The ex-Marine will stand trial in October over Jordan Neely’s death

Dan Gooding
Wednesday 20 March 2024 18:12 GMT
Daniel Penny trial date set in NYC subway chokehold death

The ex-Marine accused of killing a man with a chokehold on the New York City Subway last May will stand trial in October.

Daniel Penny has pleaded not guilty to the charges of second-degree manslaughter and criminally negligent homicide, following Jordan Neely’s death on a train in Manhattan on 1 May 2023.

The 25-year-old veteran will now stand trial starting 8 October, Judge Max Wiley declared during a brief hearing on Wednesday.

Mr Penny was identified as the main suspect after phone camera footage showed him pinning Neely, 30, to the train carriage floor and placing him in a chokehold.

A filing from the Manhattan district attorney’s office argued that Mr Penny – who served in the US Marines for four years – received training and instructional materials that highlighted the deadly potential of chokeholds, but held Neely for around six minutes anyway.

Following Neely’s death, witnesses said he was experiencing a mental health crisis in the days leading up to 1 May. When he boarded the train, he was complaining of hunger and thirst and was homeless.

Others claimed that he told passengers that he was not afraid to die or go to jail, before throwing his jacket on the ground. It was at that point Mr Penny wrestled him to the ground.

Passengers were able to get off the train at the Broadway-Lafayette stop, with footage showing Mr Penny holding Neely for several minutes afterwards, with two other men standing nearby.

Following Neely’s death, a polarising debate began about the city’s public health failures, citizen vigilantism and racial bias. Civil rights activist Reverand Al Sharpton said at the victim’s funeral that he had been let down by the system.

“Jordan was screaming for help.

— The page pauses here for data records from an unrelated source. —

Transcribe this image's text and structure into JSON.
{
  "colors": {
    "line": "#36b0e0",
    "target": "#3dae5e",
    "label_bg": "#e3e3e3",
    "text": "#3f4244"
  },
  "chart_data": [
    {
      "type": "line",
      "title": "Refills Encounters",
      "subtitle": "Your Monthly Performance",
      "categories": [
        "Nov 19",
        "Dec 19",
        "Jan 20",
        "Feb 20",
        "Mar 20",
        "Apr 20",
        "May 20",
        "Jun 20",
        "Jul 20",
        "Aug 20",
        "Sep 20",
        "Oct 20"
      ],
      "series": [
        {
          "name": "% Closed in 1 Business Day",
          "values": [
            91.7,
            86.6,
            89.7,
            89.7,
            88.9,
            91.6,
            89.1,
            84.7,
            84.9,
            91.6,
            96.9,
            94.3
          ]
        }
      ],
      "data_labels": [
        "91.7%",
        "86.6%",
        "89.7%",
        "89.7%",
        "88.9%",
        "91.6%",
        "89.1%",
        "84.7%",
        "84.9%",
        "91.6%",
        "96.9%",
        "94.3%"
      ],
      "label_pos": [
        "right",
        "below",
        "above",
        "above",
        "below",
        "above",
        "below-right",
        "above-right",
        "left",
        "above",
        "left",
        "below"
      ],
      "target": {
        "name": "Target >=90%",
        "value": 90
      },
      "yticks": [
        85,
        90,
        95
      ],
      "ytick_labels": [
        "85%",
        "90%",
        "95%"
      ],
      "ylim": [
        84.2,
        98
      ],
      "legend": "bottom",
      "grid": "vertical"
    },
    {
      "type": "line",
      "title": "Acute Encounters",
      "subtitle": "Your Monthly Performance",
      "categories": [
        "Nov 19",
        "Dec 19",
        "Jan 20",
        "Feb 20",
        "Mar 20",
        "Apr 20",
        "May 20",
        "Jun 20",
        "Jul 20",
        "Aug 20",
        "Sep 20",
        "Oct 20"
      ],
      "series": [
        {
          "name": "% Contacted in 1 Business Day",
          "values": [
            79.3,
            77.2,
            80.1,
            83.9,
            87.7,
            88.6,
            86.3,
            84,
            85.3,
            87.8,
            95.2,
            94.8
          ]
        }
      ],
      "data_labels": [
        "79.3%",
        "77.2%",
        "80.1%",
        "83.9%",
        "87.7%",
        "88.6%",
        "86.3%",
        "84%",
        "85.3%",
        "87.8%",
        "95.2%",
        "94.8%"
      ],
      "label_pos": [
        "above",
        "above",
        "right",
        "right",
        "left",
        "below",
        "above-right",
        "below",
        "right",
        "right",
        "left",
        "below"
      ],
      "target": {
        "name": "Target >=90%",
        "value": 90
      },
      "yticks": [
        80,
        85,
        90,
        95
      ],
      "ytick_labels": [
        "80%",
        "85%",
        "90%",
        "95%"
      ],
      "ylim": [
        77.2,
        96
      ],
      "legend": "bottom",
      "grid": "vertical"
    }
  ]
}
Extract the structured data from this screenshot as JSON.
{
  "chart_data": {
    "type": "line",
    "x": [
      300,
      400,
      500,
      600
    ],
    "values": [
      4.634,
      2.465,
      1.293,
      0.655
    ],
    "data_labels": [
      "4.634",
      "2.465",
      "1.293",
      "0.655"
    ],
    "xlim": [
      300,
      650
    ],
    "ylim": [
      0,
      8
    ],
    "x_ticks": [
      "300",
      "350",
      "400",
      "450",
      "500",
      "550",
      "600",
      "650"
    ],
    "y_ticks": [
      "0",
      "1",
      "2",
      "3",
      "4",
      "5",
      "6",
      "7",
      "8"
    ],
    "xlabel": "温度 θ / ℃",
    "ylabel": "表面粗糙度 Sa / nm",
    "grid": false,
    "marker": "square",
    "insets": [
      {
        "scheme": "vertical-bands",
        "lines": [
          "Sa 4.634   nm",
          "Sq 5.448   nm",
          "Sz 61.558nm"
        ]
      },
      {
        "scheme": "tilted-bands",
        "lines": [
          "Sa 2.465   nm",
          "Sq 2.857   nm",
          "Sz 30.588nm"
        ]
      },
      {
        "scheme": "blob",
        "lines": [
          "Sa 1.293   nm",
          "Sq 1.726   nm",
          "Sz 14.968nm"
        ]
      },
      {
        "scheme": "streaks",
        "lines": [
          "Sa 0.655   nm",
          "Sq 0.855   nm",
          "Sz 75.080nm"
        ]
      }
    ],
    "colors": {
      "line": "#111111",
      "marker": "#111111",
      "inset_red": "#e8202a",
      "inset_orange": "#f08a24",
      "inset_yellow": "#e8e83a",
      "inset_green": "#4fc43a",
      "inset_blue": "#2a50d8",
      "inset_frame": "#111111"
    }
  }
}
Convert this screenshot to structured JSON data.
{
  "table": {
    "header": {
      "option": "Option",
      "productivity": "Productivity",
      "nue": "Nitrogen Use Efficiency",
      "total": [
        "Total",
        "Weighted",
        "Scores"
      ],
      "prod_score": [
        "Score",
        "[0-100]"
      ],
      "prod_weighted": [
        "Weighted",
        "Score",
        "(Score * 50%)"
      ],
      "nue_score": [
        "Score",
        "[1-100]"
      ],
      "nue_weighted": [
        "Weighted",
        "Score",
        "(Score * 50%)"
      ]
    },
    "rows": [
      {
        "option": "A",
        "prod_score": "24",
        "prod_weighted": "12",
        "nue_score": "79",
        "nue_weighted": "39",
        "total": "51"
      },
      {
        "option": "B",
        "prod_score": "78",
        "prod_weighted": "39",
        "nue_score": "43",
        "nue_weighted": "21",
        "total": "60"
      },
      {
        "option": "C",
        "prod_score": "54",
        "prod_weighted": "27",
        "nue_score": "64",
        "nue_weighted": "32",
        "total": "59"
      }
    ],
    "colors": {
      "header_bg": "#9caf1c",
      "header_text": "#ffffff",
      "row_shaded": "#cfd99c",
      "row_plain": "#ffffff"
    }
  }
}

We keep criminalising people with mental illness,” Rev Sharpton said at the service in Harlem. “They don’t need abuse, they need help.”

The case has come back into the foreground at a time when crime on NYC’s subway is making headlines again, with multiple incidents reported in recent weeks, including the shooting of a man with his own gun at a station in Brooklyn.

New York Governor Kathy Hochul has sent the National Guard onto the system as part of efforts to crack down on crime and make riders feel safer.